In the good olds days, it was common knowledge that the jocks who played great football didn’t need to be competent students. Oh, sure, some were exceptions. The great running back, Billy Cannon, from LSU's teams of the late 1950s went on to be a dentist. But for the most part, players got the special tutoring at the football dorm that “taught to the test,” if you get my drift. The “training table” in the football dorm was renowned for quality, a few steak cuts above the dining hall food endured elsewhere on campus.
It’s clear to anyone who follows sports and popular culture and who read about the Penn State scandal that big-time college sports is the tail wagging the university dog. Penn State and Yale are probably so prominent in the exposés recently through bad luck and some good journalism. Other schools have escaped the bad publicity because their leadership, either within the athletic department or main administration, has managed to suppress information. If you don’t believe Les Miles or Mack Brown can’t pick up the phone and make a discreet call to the local constabulary to get a kid out of trouble, I’d like to know what you’ve been smoking, drinking or chewing.
And don’t forget the American fascination with celebrity, whether it’s college or professional sports, or television and movies. Academic excellence has taken a back seat to campus celebrity just as truthful and civil discussion of public policy has done to celebrity in other parts of our society.
If the Golden Age of American exceptionalism isn’t past, it’s close to its end.

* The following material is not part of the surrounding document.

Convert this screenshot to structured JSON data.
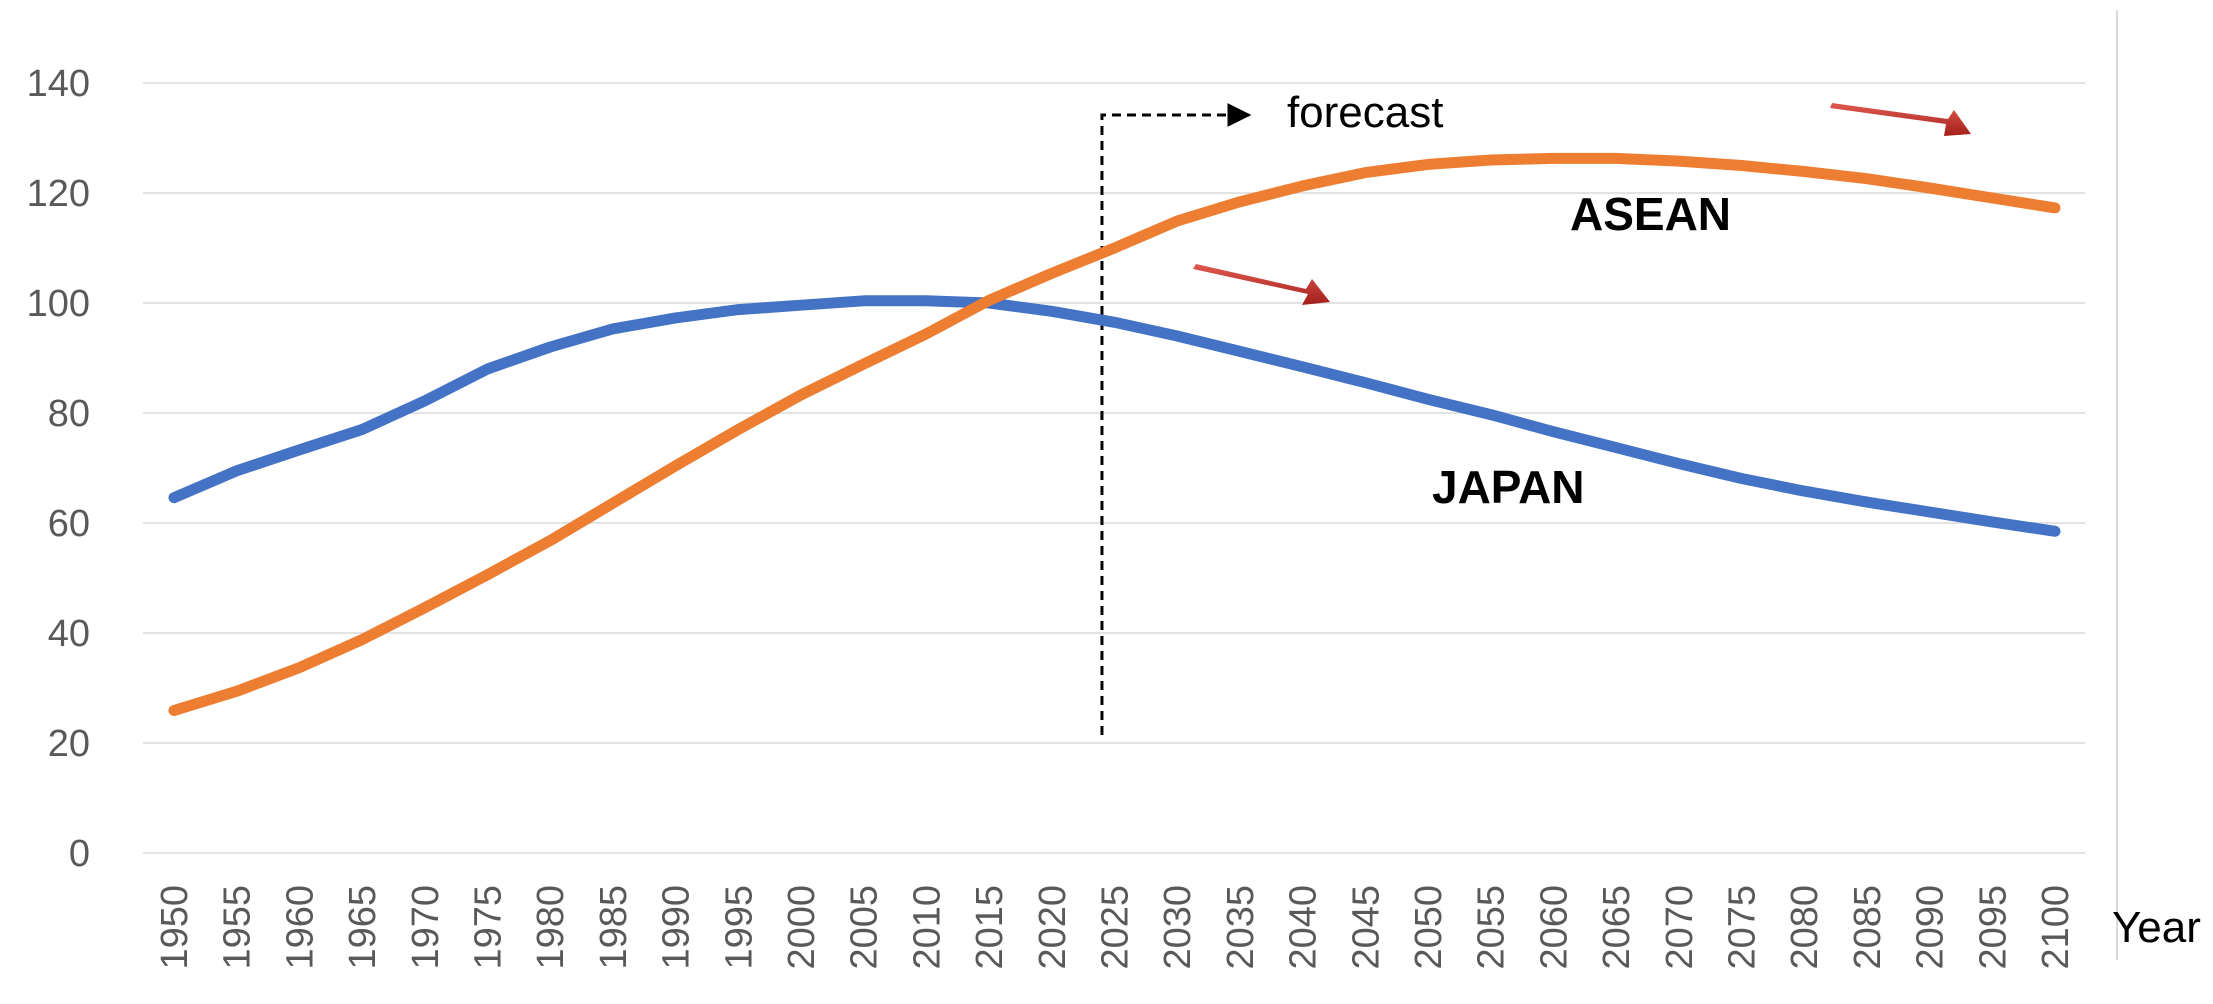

I remember clearly coming out of the old Tulane/Sugar Bowl stadium on that fateful Oct. 4, 1957, to find my father terrified that the Soviet Union had performed an amazing technological triumph, launching Sputnik. It sure shattered our illusions about American science after World War II. We would later regain our edge, for a while, at least.
Now, as I look at university life, I believe we must change the priorities on campus if we are to return America to greatness. That means a radical change in the role of sports in higher education.